SiPs, PiPs, PoPs, and MCMs

Multi-chip modules (MCMs) are similar in concept to 2.5D ICs, except that instead of silicon interposers, the unifying high-density interconnect (HDI) substrates upon which the dice and other components are mounted range from ceramic to printed circuit boards (PCBs). 

As an aside, the individual dice that make up an MCM are known as “chiplets.” Everything is presented in a single package, which means the MCM looks like a large IC to the outside world. 

MCMs come in a variety of flavors depending on the complexity of the design and the target applications and/or environments. They are typically classed as MCM-L (the substrate is a multi-layer laminated PCB), MCM-D (modules are deposited on the base substrate using thin film technology), and MCM-C (the substrate is ceramic).

The term System-in-Package (SiP) means different things to different people. Some folks think that SiP is simply a more modern and trendy name for an MCM. Others are of the opinion that a SiP falls somewhere between an MCM (because the SiP’s dice may be stacked on top of each other) and a 3D IC (because the SiP doesn’t use the highest level TSV interconnect that is the hallmark of a 3D IC).

At the end of the day, a SiP involves multiple dice and other components mounted on a common substrate — typically an HDI PCB — and presented to the outside world as a single package.

Last, but not least, for this portion of our discussions, we have Package-in-Package (PiP) and Package-on-Package (PoP). In the case of a PiP, multiple dice (each in their own chip-scale packages (CSPs)) and/or SiPs are mounted, connected, and presented to the outside world as a single package. By comparison, in the case of a PoP assembly, two or more packages are installed atop each other with an interface to route signals between them. All of these techniques allow for higher component densities in products such as mobile phones, personal digital assistants (PDAs), tablet computers, digital cameras, and… the list goes on.

COMs and SOMs

Sad to relate, the terms Computer on a Module/Computer-on-Module (COM or CoM) and System on a Module/System-on-Module (SOM or SoM) are also subject to multiple interpretations.

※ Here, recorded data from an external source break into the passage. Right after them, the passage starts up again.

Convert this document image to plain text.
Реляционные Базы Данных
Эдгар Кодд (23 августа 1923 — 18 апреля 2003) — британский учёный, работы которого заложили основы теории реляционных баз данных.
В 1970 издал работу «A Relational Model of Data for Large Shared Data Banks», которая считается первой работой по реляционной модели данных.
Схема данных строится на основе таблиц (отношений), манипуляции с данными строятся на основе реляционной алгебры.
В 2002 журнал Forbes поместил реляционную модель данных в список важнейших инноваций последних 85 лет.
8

A very common interpretation is that of a PCB-level circuit that integrates all the functions of a system on a single module (as opposed to an SoC, which has to be mounted on a board, and which typically relies on external components such as memory devices to complete the system).

To get a better feel for this interpretation of COMs/SOMs, check out the Apalis Arm family CoMs and Colibri Arm family SoMs from Toradex. Also, check out my column COM-HPC Defines Server-Level Capabilities for Edge Computing.

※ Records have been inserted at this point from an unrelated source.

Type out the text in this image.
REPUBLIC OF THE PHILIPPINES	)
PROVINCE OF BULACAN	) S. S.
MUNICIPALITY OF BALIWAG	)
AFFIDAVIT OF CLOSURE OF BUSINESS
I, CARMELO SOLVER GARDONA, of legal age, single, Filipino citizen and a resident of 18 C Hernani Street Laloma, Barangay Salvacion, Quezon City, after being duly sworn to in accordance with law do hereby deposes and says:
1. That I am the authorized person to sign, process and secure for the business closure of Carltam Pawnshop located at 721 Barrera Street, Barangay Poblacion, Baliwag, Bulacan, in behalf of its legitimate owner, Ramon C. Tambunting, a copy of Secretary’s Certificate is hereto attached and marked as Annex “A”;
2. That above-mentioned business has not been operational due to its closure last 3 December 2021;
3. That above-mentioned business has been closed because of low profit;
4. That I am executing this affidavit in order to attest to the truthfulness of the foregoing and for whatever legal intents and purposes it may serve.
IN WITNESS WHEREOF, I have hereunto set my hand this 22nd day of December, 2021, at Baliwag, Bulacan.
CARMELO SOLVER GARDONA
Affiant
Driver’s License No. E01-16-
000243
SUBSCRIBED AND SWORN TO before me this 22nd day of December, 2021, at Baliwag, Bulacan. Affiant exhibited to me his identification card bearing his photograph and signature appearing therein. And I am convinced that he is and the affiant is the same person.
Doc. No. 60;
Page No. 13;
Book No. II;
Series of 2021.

An alternative interpretation is for the SOM to be no bigger than a large IC. A classic example of this interpretation is the SAMA5D27 SOM from Microchip Technology.

Let’s start with the SAMA5D27 SiP, which features a 32-bit ARM Cortex-A5 MCU combined with 128Mb, 512Mb, or 1Gb of DDR2 memory. This SiP can be used as a standalone device, or it can be incorporated into a larger assembly such as the SAMA5D27 SOM.

In addition to the SAMA5D27 SiP, the SAMA5D27 SOM also contains a 64Mb QSPI Flash device, a 2Kb EEPROM chip (with a pre-programmed MAC address), a 10/100 Ethernet PHY with clock, a high-performance power management IC (the MIC2800), and 103 Input/Outputs (I/Os). The result of using the SAMA5D27 SOM is to shrink the PCB size and number of layers, minimize design risk, and dramatically reduce product development time.

 

In Conclusion

Phew! I don’t know about you, but my mind is truly boggled. Things used to be so much simpler in the late 1970s when all we had to worry about were the dual in-line (DIL) packages associated with 7400-series devices from Texas Instruments.

Of course, if we were to try to implement something like a smartphone using the technologies of yesteryear, it would be the size of a tractor-trailer truck. The combination of today’s ASIC/ASSP/SoC technologies with SiP, PiP, PoP, MCM, CoM, and SoM packaging/deployment techniques make the high-density, high-performance systems we know and love possible.

How about you? Do you have any comments, questions, or suggestions pertaining to any of the topics we’ve discussed here?